Hence, it is concluded from the probe arrangement role investigation that cases 2 and 3 exhibit a decently high detectable sensitivity with minimum coverage surface density (35% and 20%, respectively) owing to proper placement of hybridized probe and target pairs leading to the formation of a powerful coupling at tunnel junction of the SGS-DM-TFET biosensor. This trade-off between coverage surface density of biomolecule and positioning the hybridized probes inside the cavity causes the SGS-DM-TFET biosensor to get a capability to effectively sense the biological samples with minimum surface coverage density applicable in biomedical applications.

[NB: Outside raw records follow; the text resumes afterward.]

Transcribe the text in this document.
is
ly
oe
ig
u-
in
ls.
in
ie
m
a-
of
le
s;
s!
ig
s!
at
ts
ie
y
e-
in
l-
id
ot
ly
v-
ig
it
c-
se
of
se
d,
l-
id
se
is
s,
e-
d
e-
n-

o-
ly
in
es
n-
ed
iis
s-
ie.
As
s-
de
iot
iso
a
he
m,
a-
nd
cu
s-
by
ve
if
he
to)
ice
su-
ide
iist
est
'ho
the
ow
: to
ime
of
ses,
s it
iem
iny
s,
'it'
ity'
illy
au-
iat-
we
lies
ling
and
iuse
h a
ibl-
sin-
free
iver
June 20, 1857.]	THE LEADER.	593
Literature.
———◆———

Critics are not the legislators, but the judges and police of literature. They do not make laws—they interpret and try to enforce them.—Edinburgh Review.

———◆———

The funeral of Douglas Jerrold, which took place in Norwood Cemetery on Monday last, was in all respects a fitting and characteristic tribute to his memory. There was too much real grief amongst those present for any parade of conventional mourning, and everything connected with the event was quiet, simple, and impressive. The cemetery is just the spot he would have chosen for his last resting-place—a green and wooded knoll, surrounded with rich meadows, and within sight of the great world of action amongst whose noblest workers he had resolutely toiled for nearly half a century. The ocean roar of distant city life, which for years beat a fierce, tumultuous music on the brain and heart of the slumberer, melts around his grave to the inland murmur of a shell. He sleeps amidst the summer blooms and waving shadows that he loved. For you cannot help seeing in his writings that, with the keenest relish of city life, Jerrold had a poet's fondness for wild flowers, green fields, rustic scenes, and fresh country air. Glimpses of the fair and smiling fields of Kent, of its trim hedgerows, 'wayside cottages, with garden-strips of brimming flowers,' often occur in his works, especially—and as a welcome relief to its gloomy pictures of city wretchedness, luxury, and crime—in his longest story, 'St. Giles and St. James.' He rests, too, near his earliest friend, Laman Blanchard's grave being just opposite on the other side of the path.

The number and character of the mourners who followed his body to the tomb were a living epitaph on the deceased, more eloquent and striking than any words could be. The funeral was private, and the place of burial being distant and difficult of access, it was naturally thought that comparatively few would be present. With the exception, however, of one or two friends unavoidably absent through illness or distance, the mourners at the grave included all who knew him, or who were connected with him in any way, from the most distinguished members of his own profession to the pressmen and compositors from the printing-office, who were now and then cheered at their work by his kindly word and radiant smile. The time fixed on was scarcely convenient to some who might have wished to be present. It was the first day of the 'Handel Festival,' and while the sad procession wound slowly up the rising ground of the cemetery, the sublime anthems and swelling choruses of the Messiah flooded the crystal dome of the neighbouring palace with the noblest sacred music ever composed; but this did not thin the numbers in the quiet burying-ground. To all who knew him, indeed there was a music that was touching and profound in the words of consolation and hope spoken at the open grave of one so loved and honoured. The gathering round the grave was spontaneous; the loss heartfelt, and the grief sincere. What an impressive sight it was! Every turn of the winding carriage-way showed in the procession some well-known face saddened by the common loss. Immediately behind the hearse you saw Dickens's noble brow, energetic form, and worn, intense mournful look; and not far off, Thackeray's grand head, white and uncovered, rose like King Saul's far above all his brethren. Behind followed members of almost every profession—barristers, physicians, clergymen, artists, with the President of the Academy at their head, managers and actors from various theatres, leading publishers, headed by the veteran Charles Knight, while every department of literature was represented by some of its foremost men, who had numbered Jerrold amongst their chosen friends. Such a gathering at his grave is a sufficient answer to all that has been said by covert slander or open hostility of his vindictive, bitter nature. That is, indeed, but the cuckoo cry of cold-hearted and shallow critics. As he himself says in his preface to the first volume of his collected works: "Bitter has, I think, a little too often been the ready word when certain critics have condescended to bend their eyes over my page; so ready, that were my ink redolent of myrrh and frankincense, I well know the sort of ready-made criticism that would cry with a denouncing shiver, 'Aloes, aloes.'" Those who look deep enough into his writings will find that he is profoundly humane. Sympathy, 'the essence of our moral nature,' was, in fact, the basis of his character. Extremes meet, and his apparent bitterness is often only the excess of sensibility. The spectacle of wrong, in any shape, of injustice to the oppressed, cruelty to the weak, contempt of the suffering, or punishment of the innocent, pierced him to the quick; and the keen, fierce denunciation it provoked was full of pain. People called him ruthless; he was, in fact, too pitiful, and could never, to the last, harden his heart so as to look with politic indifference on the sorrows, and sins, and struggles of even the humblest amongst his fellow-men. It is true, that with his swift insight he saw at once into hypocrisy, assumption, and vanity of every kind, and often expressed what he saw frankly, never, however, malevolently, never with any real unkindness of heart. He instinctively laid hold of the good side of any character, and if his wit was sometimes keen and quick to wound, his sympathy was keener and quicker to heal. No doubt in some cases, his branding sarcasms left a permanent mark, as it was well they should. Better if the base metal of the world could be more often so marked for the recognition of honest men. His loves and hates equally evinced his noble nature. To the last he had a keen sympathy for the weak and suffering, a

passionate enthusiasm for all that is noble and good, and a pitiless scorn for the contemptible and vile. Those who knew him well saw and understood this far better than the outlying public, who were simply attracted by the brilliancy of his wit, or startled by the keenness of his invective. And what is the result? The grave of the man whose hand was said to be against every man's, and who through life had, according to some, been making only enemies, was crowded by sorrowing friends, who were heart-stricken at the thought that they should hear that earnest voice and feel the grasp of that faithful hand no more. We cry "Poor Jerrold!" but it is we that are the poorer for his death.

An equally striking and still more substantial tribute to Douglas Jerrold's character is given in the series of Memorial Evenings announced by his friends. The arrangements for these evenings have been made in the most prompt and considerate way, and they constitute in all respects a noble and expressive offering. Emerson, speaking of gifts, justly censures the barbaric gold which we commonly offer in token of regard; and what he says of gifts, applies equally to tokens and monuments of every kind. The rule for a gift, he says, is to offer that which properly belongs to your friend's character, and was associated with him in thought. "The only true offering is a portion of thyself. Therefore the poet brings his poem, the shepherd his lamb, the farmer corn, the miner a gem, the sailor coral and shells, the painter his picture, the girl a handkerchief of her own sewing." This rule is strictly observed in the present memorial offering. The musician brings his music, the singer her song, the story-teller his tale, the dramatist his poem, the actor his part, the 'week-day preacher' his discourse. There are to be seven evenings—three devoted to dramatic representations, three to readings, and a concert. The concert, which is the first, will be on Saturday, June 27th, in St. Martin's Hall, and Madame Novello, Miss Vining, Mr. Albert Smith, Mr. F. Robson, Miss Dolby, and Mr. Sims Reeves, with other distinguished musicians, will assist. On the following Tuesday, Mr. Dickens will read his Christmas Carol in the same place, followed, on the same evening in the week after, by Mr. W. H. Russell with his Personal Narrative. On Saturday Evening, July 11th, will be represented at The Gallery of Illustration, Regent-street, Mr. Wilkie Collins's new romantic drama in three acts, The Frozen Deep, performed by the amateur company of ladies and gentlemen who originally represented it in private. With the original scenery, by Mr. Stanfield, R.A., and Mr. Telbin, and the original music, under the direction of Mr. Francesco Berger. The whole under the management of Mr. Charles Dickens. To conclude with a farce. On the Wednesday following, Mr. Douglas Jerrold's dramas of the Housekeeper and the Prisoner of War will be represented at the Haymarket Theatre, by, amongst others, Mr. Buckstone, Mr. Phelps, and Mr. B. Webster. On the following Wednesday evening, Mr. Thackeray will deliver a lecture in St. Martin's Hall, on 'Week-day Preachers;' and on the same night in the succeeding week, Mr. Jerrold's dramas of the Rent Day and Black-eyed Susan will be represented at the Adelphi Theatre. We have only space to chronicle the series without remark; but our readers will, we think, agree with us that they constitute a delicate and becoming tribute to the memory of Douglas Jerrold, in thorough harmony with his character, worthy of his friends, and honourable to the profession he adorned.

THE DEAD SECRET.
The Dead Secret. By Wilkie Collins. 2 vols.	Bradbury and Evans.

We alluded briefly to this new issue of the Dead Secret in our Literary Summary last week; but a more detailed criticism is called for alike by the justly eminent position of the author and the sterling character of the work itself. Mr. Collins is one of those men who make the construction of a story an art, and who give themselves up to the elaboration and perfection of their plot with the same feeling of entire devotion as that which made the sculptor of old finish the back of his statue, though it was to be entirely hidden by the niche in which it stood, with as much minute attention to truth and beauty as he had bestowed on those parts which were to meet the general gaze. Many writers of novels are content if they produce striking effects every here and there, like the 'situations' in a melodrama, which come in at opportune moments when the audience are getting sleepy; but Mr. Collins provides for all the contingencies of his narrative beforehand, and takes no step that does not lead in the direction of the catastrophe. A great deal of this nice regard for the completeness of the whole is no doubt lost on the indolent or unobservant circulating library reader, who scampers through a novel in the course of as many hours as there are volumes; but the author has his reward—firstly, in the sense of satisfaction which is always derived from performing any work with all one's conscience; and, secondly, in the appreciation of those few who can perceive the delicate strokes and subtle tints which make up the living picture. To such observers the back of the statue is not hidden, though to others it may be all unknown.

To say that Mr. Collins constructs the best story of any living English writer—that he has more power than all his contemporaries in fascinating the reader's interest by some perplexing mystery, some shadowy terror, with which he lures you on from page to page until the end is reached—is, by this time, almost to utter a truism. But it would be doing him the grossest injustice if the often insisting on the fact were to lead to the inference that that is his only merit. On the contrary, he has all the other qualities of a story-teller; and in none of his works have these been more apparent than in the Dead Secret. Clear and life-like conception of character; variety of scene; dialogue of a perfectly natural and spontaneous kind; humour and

The consideration of the asymmetry between the top cavity and back cavity in terms of nanogap filling can be a matter for further investigations in order to consider more complex biosensing scenarios. From optimization point of view, metaheuristic optimization techniques (e.g., genetic algorithms, particle swarm optimization, ant colony optimization, …etc.) [25] can be used in conjunction with the simulator to find the optimal values of physical, electrical, and geometrical TFET parameters that lead to the extremely best sensitivity and scaling capability for high-performance label-free biosensing applications.

6 Conclusion

The paper has extensively addressed process-related and real-time-related issues of the novel SGS-DM-TFET biosensor structure so as to investigate the vital sensing performance. The variation during the biosensor fabrication (change in the nanogap civility length), modifications during sensitivity evaluation (PH of biomolecules caused by atomic obstacles), and positioning the hybridized probe-target pairs in discrete places inside the nanogap cavity have been studied for the mentioned biosensor under dry ambient conditions. The extracted sensitivity which is one of the main parameters for evaluation of the sensing performance for the streptavidin–biotin binding system as a specific biomolecule showed that the SGS-DM-TFET biosensor can be implemented in the practical conditions without significant degradation on the sensing performance resulting in keeping the reliability. It has been observed from the explored results that the existence of biomolecule samples even at the small area inside the nanogap cavity can successfully modulate the channel electrostatic resulting in desirable and detectable sensitivity and also makes the biosensor more scalable. Also, the investigations explored that the charged biomolecules cannot influence on the sensing performance of the biosensor resulting in the mitigated sensitivity variation which is very favorable. The arrangement of probes inside the cavity (exploring case 2 and case 3 as an optimum select) revealed that the biosensor can reach an optimum and detectable sensitivity with the small amounts of biological samples which are proper for cost-effective biomedical diagnostics tools development.